In our calculations, this pulse shape achieves an ε_j of 0.006 and an ε_i of 0.995; however, this is extremely sensitive to Δ_j (Supporting Information 8) as well as to pulse amplitude. The higher level of cross-talk in our measurement is likely due to a limit in the precision with which these parameters were set, as well as to limitations in our spin-state measurements (see below).

We have demonstrated scalable methods for controlling spins in dense registers with a low level of cross-talk in a CMOS compatible PIC platform. Using an on-chip microwave signal line, we controlled the state of NV center spins hosted in optically integrated diamond waveguides. We also use this line to generate a local magnetic field gradient, enabling frequency addressing of multiple spins within a single waveguide for individual control. Finally, we use tailored microwave pulses optimized through a gradient-based search to selectively control spins where the requirement for frequency resolution is not met, demonstrating control with minimal cross-talk for frequency separations as small as 1.1 MHz.

These control methods can be applied to large numbers of spins (see Supporting Information 6), are fully coherent, and are compatible with state transfer to nuclear memories. While the measurements shown here are limited to π-rotations and state population readout, selective spin control is effective for arbitrary rotations. In this case, the criterion for frequency addressing (Ω_j/Δ_j ≪ 1) remains the same (see Supporting Information 1), and the optimal control pulses can be designed to generate any desired end states (see Supporting Information 7).

To aid in optical integration and to explore the spatial dependence of the Zeeman shift, we used a diamond QMC with a moderately high density of color centers throughout (<1 ppm nitrogen concentration leading to >1 NV per excitation spot).
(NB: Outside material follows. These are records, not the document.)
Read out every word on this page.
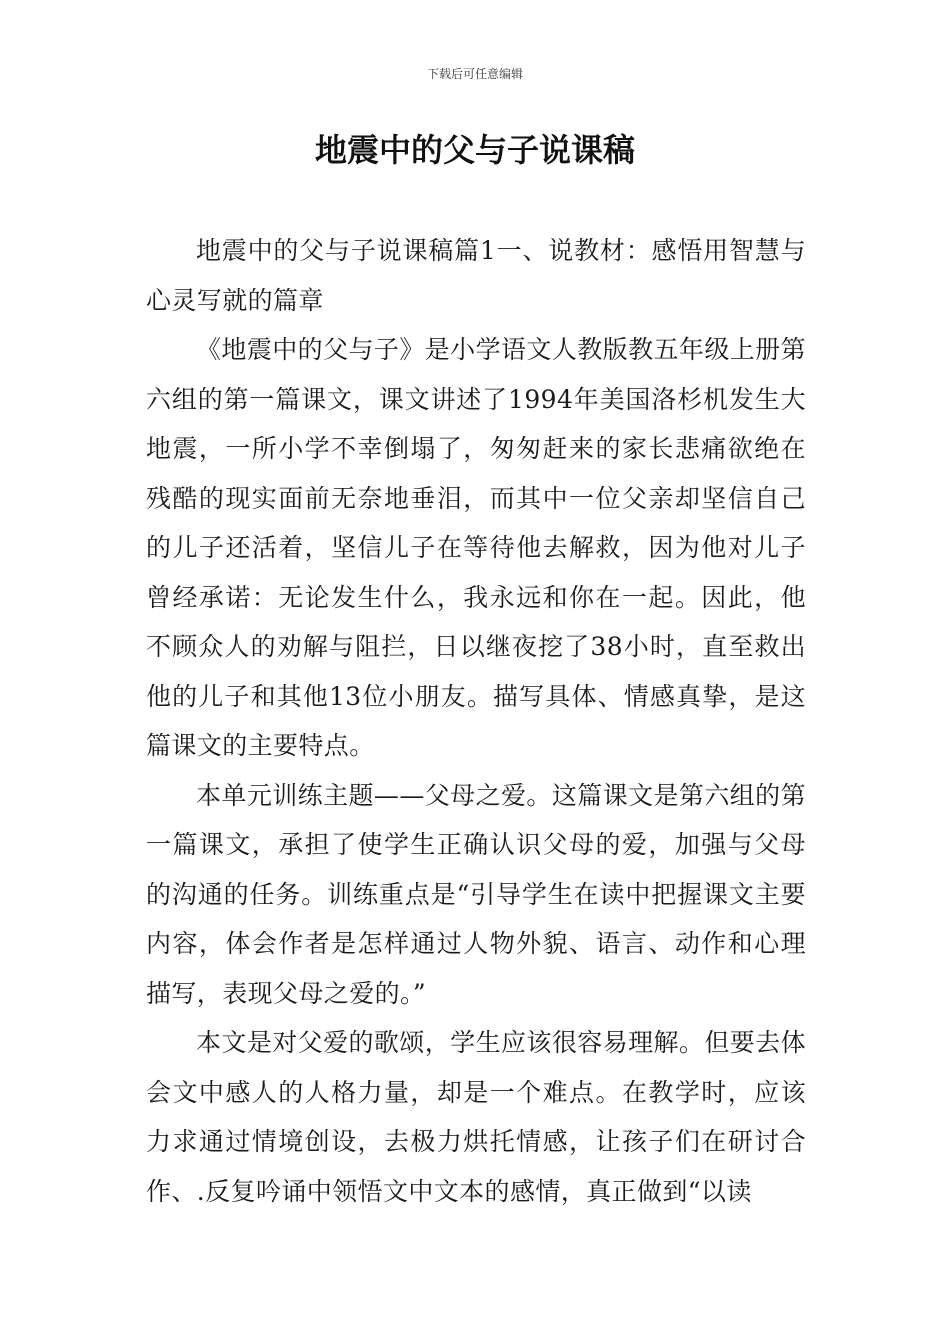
下载后可任意编辑
地震中的父与子说课稿

地震中的父与子说课稿篇1一、说教材：感悟用智慧与心灵写就的篇章

《地震中的父与子》是小学语文人教版教五年级上册第六组的第一篇课文，课文讲述了1994年美国洛杉机发生大地震，一所小学不幸倒塌了，匆匆赶来的家长悲痛欲绝在残酷的现实面前无奈地垂泪，而其中一位父亲却坚信自己的儿子还活着，坚信儿子在等待他去解救，因为他对儿子曾经承诺：无论发生什么，我永远和你在一起。因此，他不顾众人的劝解与阻拦，日以继夜挖了38小时，直至救出他的儿子和其他13位小朋友。描写具体、情感真挚，是这篇课文的主要特点。

本单元训练主题——父母之爱。这篇课文是第六组的第一篇课文，承担了使学生正确认识父母的爱，加强与父母的沟通的任务。训练重点是“引导学生在读中把握课文主要内容，体会作者是怎样通过人物外貌、语言、动作和心理描写，表现父母之爱的。”

本文是对父爱的歌颂，学生应该很容易理解。但要去体会文中感人的人格力量，却是一个难点。在教学时，应该力求通过情境创设，去极力烘托情感，让孩子们在研讨合作、.反复吟诵中领悟文中文本的感情，真正做到“以读
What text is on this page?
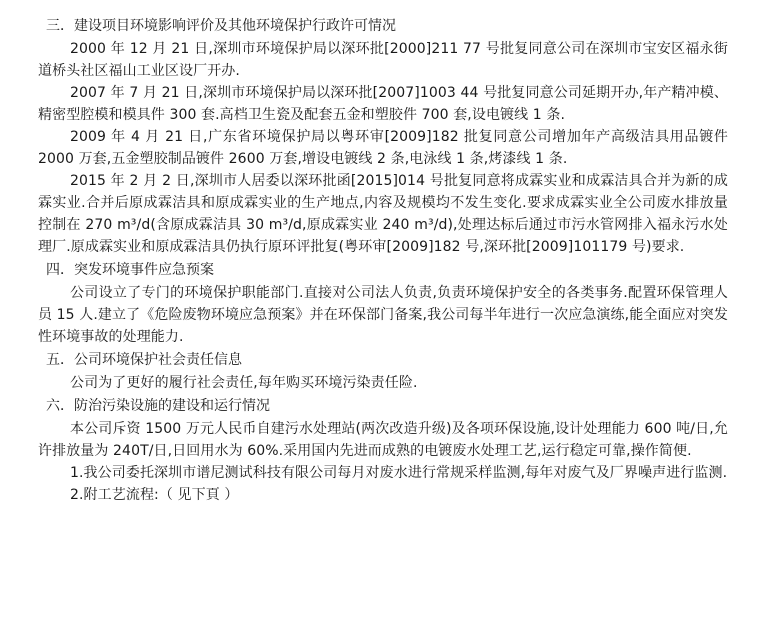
三．建设项目环境影响评价及其他环境保护行政许可情况

2000 年 12 月 21 日,深圳市环境保护局以深环批[2000]211 77 号批复同意公司在深圳市宝安区福永街道桥头社区福山工业区设厂开办.

2007 年 7 月 21 日,深圳市环境保护局以深环批[2007]1003 44 号批复同意公司延期开办,年产精冲模、精密型腔模和模具件 300 套.高档卫生瓷及配套五金和塑胶件 700 套,设电镀线 1 条.

2009 年 4 月 21 日,广东省环境保护局以粤环审[2009]182 批复同意公司增加年产高级洁具用品镀件 2000 万套,五金塑胶制品镀件 2600 万套,增设电镀线 2 条,电泳线 1 条,烤漆线 1 条.

2015 年 2 月 2 日,深圳市人居委以深环批函[2015]014 号批复同意将成霖实业和成霖洁具合并为新的成霖实业.合并后原成霖洁具和原成霖实业的生产地点,内容及规模均不发生变化.要求成霖实业全公司废水排放量控制在 270 m³/d(含原成霖洁具 30 m³/d,原成霖实业 240 m³/d),处理达标后通过市污水管网排入福永污水处理厂.原成霖实业和原成霖洁具仍执行原环评批复(粤环审[2009]182 号,深环批[2009]101179 号)要求.

四．突发环境事件应急预案

公司设立了专门的环境保护职能部门.直接对公司法人负责,负责环境保护安全的各类事务.配置环保管理人员 15 人.建立了《危险废物环境应急预案》并在环保部门备案,我公司每半年进行一次应急演练,能全面应对突发性环境事故的处理能力.

五．公司环境保护社会责任信息

公司为了更好的履行社会责任,每年购买环境污染责任险.

六．防治污染设施的建设和运行情况

本公司斥资 1500 万元人民币自建污水处理站(两次改造升级)及各项环保设施,设计处理能力 600 吨/日,允许排放量为 240T/日,日回用水为 60%.采用国内先进而成熟的电镀废水处理工艺,运行稳定可靠,操作简便.

1.我公司委托深圳市谱尼测试科技有限公司每月对废水进行常规采样监测,每年对废气及厂界噪声进行监测.

2.附工艺流程:（ 见下頁 ）
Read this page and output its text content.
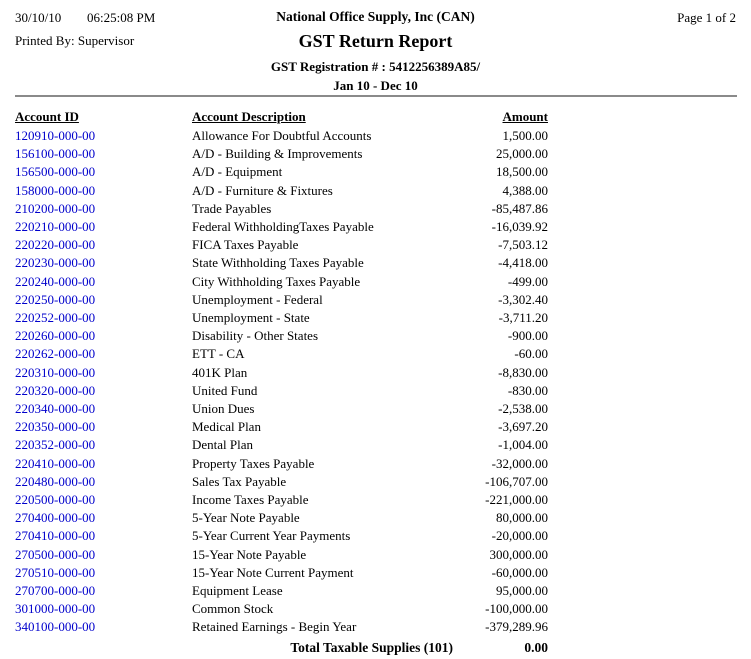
30/10/10 06:25:08 PM	National Office Supply, Inc (CAN)	Page 1 of 2
Printed By: Supervisor	GST Return Report
GST Registration # : 5412256389A85/
Jan 10 - Dec 10
Account ID	Account Description	Amount
120910-000-00	Allowance For Doubtful Accounts	1,500.00
156100-000-00	A/D - Building & Improvements	25,000.00
156500-000-00	A/D - Equipment	18,500.00
158000-000-00	A/D - Furniture & Fixtures	4,388.00
210200-000-00	Trade Payables	-85,487.86
220210-000-00	Federal WithholdingTaxes Payable	-16,039.92
220220-000-00	FICA Taxes Payable	-7,503.12
220230-000-00	State Withholding Taxes Payable	-4,418.00
220240-000-00	City Withholding Taxes Payable	-499.00
220250-000-00	Unemployment - Federal	-3,302.40
220252-000-00	Unemployment - State	-3,711.20
220260-000-00	Disability - Other States	-900.00
220262-000-00	ETT - CA	-60.00
220310-000-00	401K Plan	-8,830.00
220320-000-00	United Fund	-830.00
220340-000-00	Union Dues	-2,538.00
220350-000-00	Medical Plan	-3,697.20
220352-000-00	Dental Plan	-1,004.00
220410-000-00	Property Taxes Payable	-32,000.00
220480-000-00	Sales Tax Payable	-106,707.00
220500-000-00	Income Taxes Payable	-221,000.00
270400-000-00	5-Year Note Payable	80,000.00
270410-000-00	5-Year Current Year Payments	-20,000.00
270500-000-00	15-Year Note Payable	300,000.00
270510-000-00	15-Year Note Current Payment	-60,000.00
270700-000-00	Equipment Lease	95,000.00
301000-000-00	Common Stock	-100,000.00
340100-000-00	Retained Earnings - Begin Year	-379,289.96
Total Taxable Supplies (101)		0.00
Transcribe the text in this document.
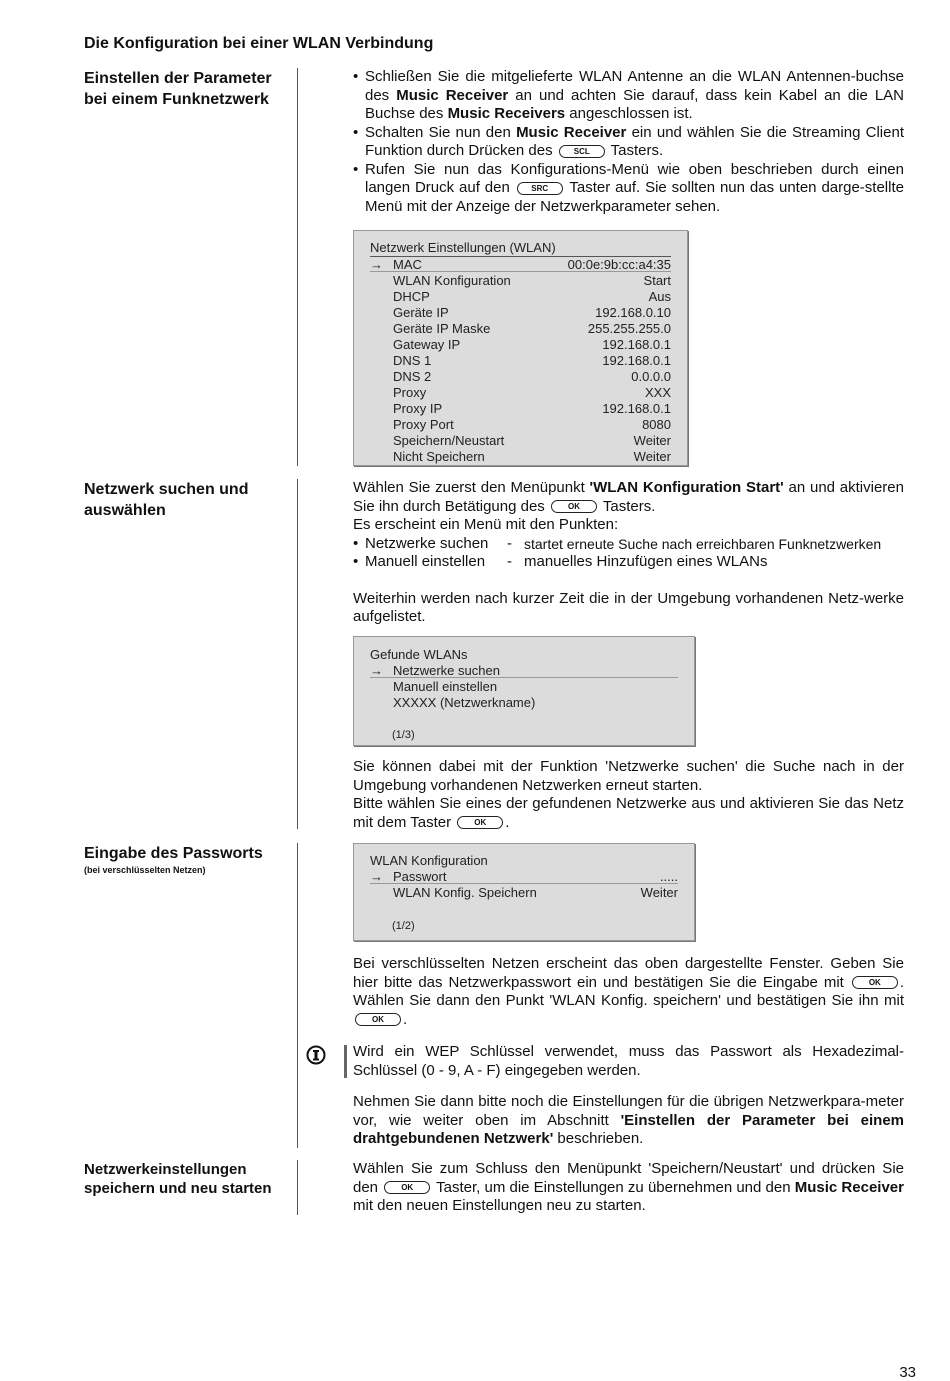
Die Konfiguration bei einer WLAN Verbindung
Einstellen der Parameter bei einem Funknetzwerk
Netzwerk suchen und auswählen
Eingabe des Passworts
(bei verschlüsselten Netzen)
Netzwerkeinstellungen speichern und neu starten
• Schließen Sie die mitgelieferte WLAN Antenne an die WLAN Antennen-buchse des Music Receiver an und achten Sie darauf, dass kein Kabel an die LAN Buchse des Music Receivers angeschlossen ist.
• Schalten Sie nun den Music Receiver ein und wählen Sie die Streaming Client Funktion durch Drücken des SCL Tasters.
• Rufen Sie nun das Konfigurations-Menü wie oben beschrieben durch einen langen Druck auf den SRC Taster auf. Sie sollten nun das unten darge-stellte Menü mit der Anzeige der Netzwerkparameter sehen.
Netzwerk Einstellungen (WLAN)
→ MAC	00:0e:9b:cc:a4:35
WLAN Konfiguration	Start
DHCP	Aus
Geräte IP	192.168.0.10
Geräte IP Maske	255.255.255.0
Gateway IP	192.168.0.1
DNS 1	192.168.0.1
DNS 2	0.0.0.0
Proxy	XXX
Proxy IP	192.168.0.1
Proxy Port	8080
Speichern/Neustart	Weiter
Nicht Speichern	Weiter
Wählen Sie zuerst den Menüpunkt 'WLAN Konfiguration Start' an und aktivieren Sie ihn durch Betätigung des OK Tasters.
Es erscheint ein Menü mit den Punkten:
• Netzwerke suchen	- startet erneute Suche nach erreichbaren Funknetzwerken
• Manuell einstellen	- manuelles Hinzufügen eines WLANs
Weiterhin werden nach kurzer Zeit die in der Umgebung vorhandenen Netz-werke aufgelistet.
Gefunde WLANs
→ Netzwerke suchen
Manuell einstellen
XXXXX (Netzwerkname)
(1/3)
Sie können dabei mit der Funktion 'Netzwerke suchen' die Suche nach in der Umgebung vorhandenen Netzwerken erneut starten.
Bitte wählen Sie eines der gefundenen Netzwerke aus und aktivieren Sie das Netz mit dem Taster OK .
WLAN Konfiguration
→ Passwort	.....
WLAN Konfig. Speichern	Weiter
(1/2)
Bei verschlüsselten Netzen erscheint das oben dargestellte Fenster. Geben Sie hier bitte das Netzwerkpasswort ein und bestätigen Sie die Eingabe mit OK . Wählen Sie dann den Punkt 'WLAN Konfig. speichern' und bestätigen Sie ihn mit OK .
Wird ein WEP Schlüssel verwendet, muss das Passwort als Hexadezimal-Schlüssel (0 - 9, A - F) eingegeben werden.
Nehmen Sie dann bitte noch die Einstellungen für die übrigen Netzwerkpara-meter vor, wie weiter oben im Abschnitt 'Einstellen der Parameter bei einem drahtgebundenen Netzwerk' beschrieben.
Wählen Sie zum Schluss den Menüpunkt 'Speichern/Neustart' und drücken Sie den OK Taster, um die Einstellungen zu übernehmen und den Music Receiver mit den neuen Einstellungen neu zu starten.
33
This made spin-state measurements challenging due to a large position-dependent background from color centers of the wrong orientation and to the existence of multiple color centers of the correct orientation at different locations within the optical excitation spot. These limitations will be mitigated by using lower-density samples (<1 NV per excitation spot) and resonant optical addressing.^6,32

Our device used a single, straight line to generate the magnetic field gradient. In the future, more sophisticated line designs could allow for tailored gradient shapes and steepness, and multiple lines would enable tuning of the field direction for alignment with color centers.

The results shown here represent an important step toward the development of scalable quantum networks with nodes containing large numbers of spin qubits that can be selectively manipulated with high fidelity while being interfaced with on- and off-chip optics.

Supporting Information Available

The Supporting Information is available free of charge at https://pubs.acs.org/doi/10.1021/acs.nanolett.3c01511.

• Derivation of the exact expression for the error function; layer stack and dimensions for the QMC and photonic chip; methods for microwave signal generation; additional ODMR, Rabi oscillation, and Zeeman shift measurements; simulations demonstrating the scalability of the selective control schemes; simulations demonstrating additional optimal control examples; and ODMR with the optimized pulse (PDF)

Author Contributions

D.A.G. and G.C. contributed equally to this work. D.A.G. and G.C., with assistance from H.R., built the experimental setups and performed the experiments. T.E.D. and S.K. performed the gradient descent numerical analysis to design the microwave pulse shapes for optimal control, and M.Z. assisted in experimental microwave pulse generation. G.G. provided additional theory support. N.H.W., K.C.C., and L.L. designed and fabricated the diamond microchiplets. G.C. and N.H.W., with assistance from M.D., A.J.L., and M.E., designed the PIC for diamond integration. M.E. developed the PIC platform and concept of operation. M.E. and A.J.L. developed the fabrication methodology of the PIC platform. D.E., D.A.G., and G.C. conceived the experiments. G.G., M.E., and D.E. supervised the project. D.A.G. and G.C. wrote the manuscript with input from all authors.

The authors declare no competing financial interest.